Peter Eötvös worked with Markus Stockhausen in the 1981 premiere of Karlheinz Stockhausen’s Donnerstag aus Licht, and the two came together once more in 2003 for the first performance of the BBC commissioned Jet Stream. The work is scored for a very large orchestra, and with three trumpetists placed immediately behind the soloist. These trumpet echoes at times seem to turn the soloist into some kind of multiple-headed monster, the soloist always winning through, and eventually claiming an extended cadenza. A sampler keyboard and some of the orchestral nuances suggest that a little of the Stockhausen influence has rubbed off on Eötvös, but the ‘dense continuum of whirling currents and cross-currents of sound’ which Anthony Burton describes in his booklet note are distinctive and etched with purposeful clarity. Somewhat harder to assimilate than the Gruber work, it is nonetheless a highly rewarding experience which will grow on repeated hearings.
 
Hĺkan Hardenberger already recorded one of the solo trumpet parts in Mark-Anthony Turnage’s Dispelling the Fears (Argo 452 589-2) and so has already become acquinted with the composer’s idiom. Turnage is one of the key figures in British contemporary music, and the stature of From the Wreckage will do his reputation no harm at all. The solo part soon betrays some of the influences which Turnage has held over from his extensive collaborations with jazz musicians. This piece was a joint commission from the BBC, the Helsinki Philharmonic Orchestra and the Gothenburg Symphony Orchestra, and the solo part, including a certain amount of improvisation, was devised in collaboration with Hĺkan Hardenberger.
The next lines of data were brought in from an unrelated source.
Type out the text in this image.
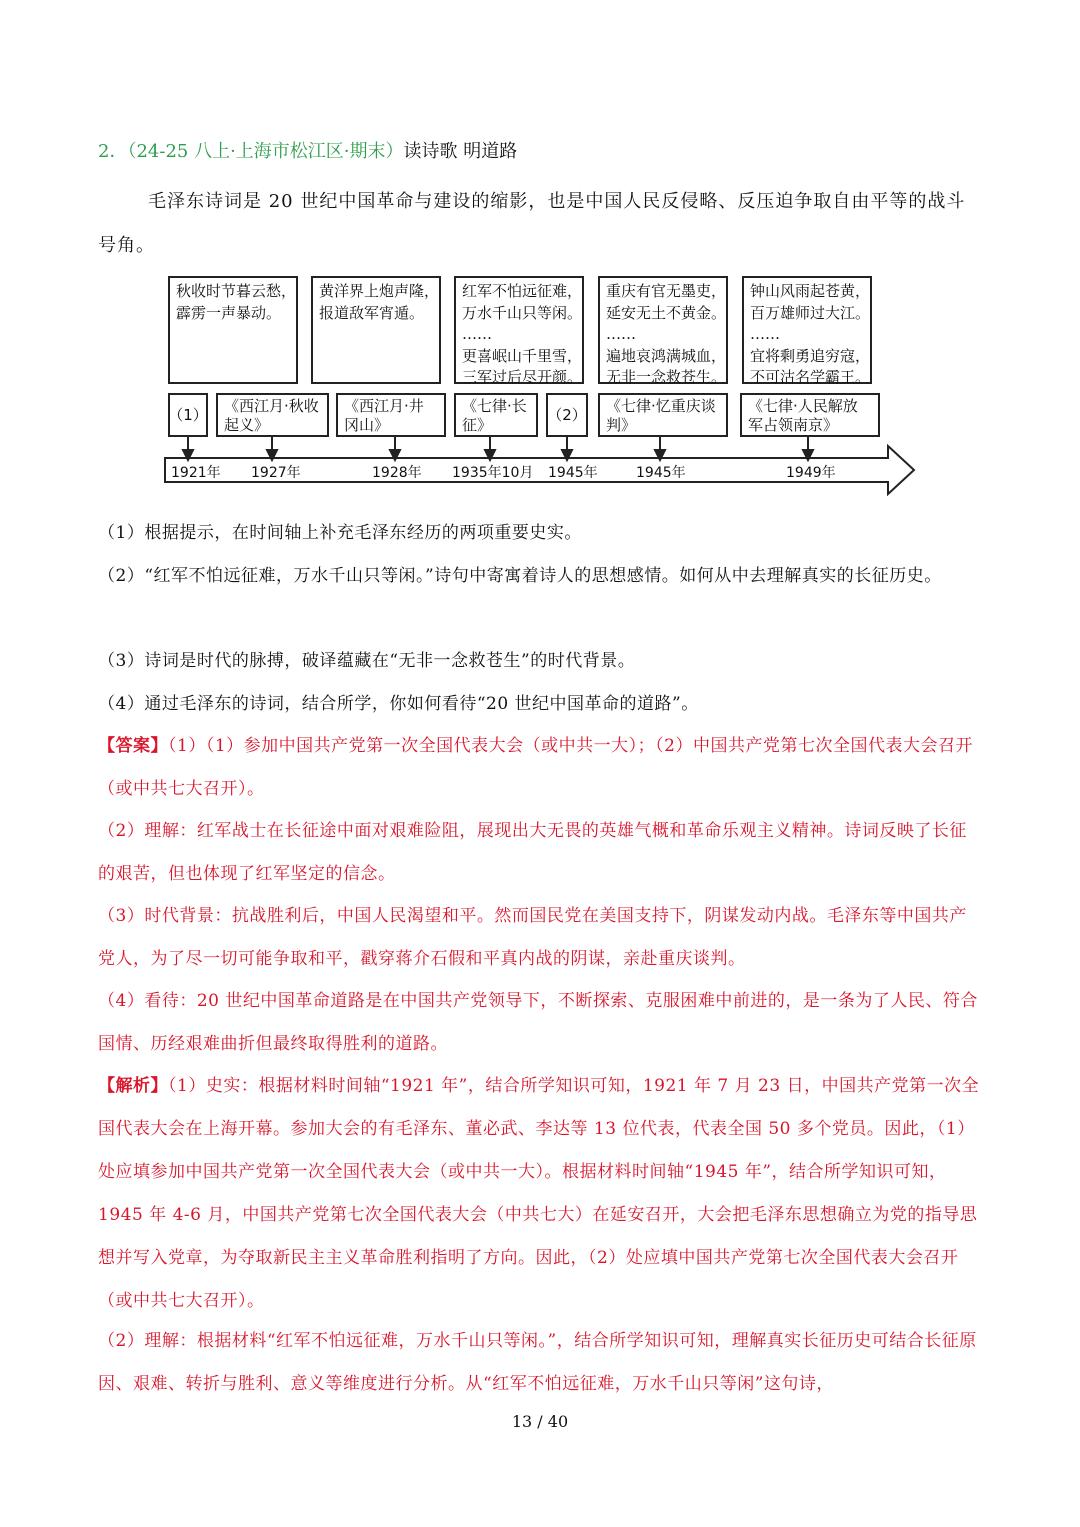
2．（24-25 八上·上海市松江区·期末）读诗歌 明道路
毛泽东诗词是 20 世纪中国革命与建设的缩影，也是中国人民反侵略、反压迫争取自由平等的战斗号角。
秋收时节暮云愁，
霹雳一声暴动。
黄洋界上炮声隆，
报道敌军宵遁。
红军不怕远征难，
万水千山只等闲。
……
更喜岷山千里雪，
三军过后尽开颜。
重庆有官无墨吏，
延安无土不黄金。
……
遍地哀鸿满城血，
无非一念救苍生。
钟山风雨起苍黄，
百万雄师过大江。
……
宜将剩勇追穷寇，
不可沽名学霸王。
（1）	《西江月·秋收起义》
《西江月·井冈山》
《七律·长征》
（2）	《七律·忆重庆谈判》
《七律·人民解放军占领南京》
1921年 1927年	1928年 1935年10月 1945年	1945年	1949年
（1）根据提示，在时间轴上补充毛泽东经历的两项重要史实。
（2）“红军不怕远征难，万水千山只等闲。”诗句中寄寓着诗人的思想感情。如何从中去理解真实的长征历史。
（3）诗词是时代的脉搏，破译蕴藏在“无非一念救苍生”的时代背景。
（4）通过毛泽东的诗词，结合所学，你如何看待“20 世纪中国革命的道路”。
【答案】（1）（1）参加中国共产党第一次全国代表大会（或中共一大）；（2）中国共产党第七次全国代表大会召开（或中共七大召开）。
（2）理解：红军战士在长征途中面对艰难险阻，展现出大无畏的英雄气概和革命乐观主义精神。诗词反映了长征的艰苦，但也体现了红军坚定的信念。
（3）时代背景：抗战胜利后，中国人民渴望和平。然而国民党在美国支持下，阴谋发动内战。毛泽东等中国共产党人，为了尽一切可能争取和平，戳穿蒋介石假和平真内战的阴谋，亲赴重庆谈判。
（4）看待：20 世纪中国革命道路是在中国共产党领导下，不断探索、克服困难中前进的，是一条为了人民、符合国情、历经艰难曲折但最终取得胜利的道路。
【解析】（1）史实：根据材料时间轴“1921 年”，结合所学知识可知，1921 年 7 月 23 日，中国共产党第一次全国代表大会在上海开幕。参加大会的有毛泽东、董必武、李达等 13 位代表，代表全国 50 多个党员。因此，（1）处应填参加中国共产党第一次全国代表大会（或中共一大）。根据材料时间轴“1945 年”，结合所学知识可知，1945 年 4-6 月，中国共产党第七次全国代表大会（中共七大）在延安召开，大会把毛泽东思想确立为党的指导思想并写入党章，为夺取新民主主义革命胜利指明了方向。因此，（2）处应填中国共产党第七次全国代表大会召开（或中共七大召开）。
（2）理解：根据材料“红军不怕远征难，万水千山只等闲。”，结合所学知识可知，理解真实长征历史可结合长征原因、艰难、转折与胜利、意义等维度进行分析。从“红军不怕远征难，万水千山只等闲”这句诗，
13 / 40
From the Wreckage refers to the problematical period in the composers life during which some of the material was first sketched. The soloist turns to the mellow tones of a flugelhorn and the sharp piccolo trumpet as well as a standard instrument. Four percussionists placed within the orchestra punctuate with ‘ticking’ snare drums, and later with bells. There is a kind of desolate lyricism to the close, and the general atmosphere is fairly grim and moody, despite the jazz lines in the solo part – more overtly ‘jazzy’ than Gruber, but serious – no jokes.
 
This is a marvellously rewarding issue to which I shall be returning often in the future. Symphonic orchestral sounds through which the soloist can cut like a cleaver are a feature of modern trumpet concerti, and all of the composers represented here revel in the opportunity to balance the needle-sharp instrument against massed and colourful accompaniments. It almost goes without saying that Hĺkan Hardenberger is a soloist without equal, cruising through bruising technical passagework as if it were Handel or Haydn. The recording is superbly detailed and revealing, with excellent spatial separation for multiple soloists and specialist percussion alike. No fan of good contemporary music should be without this music and no-one needs to, thanks to all concerned here.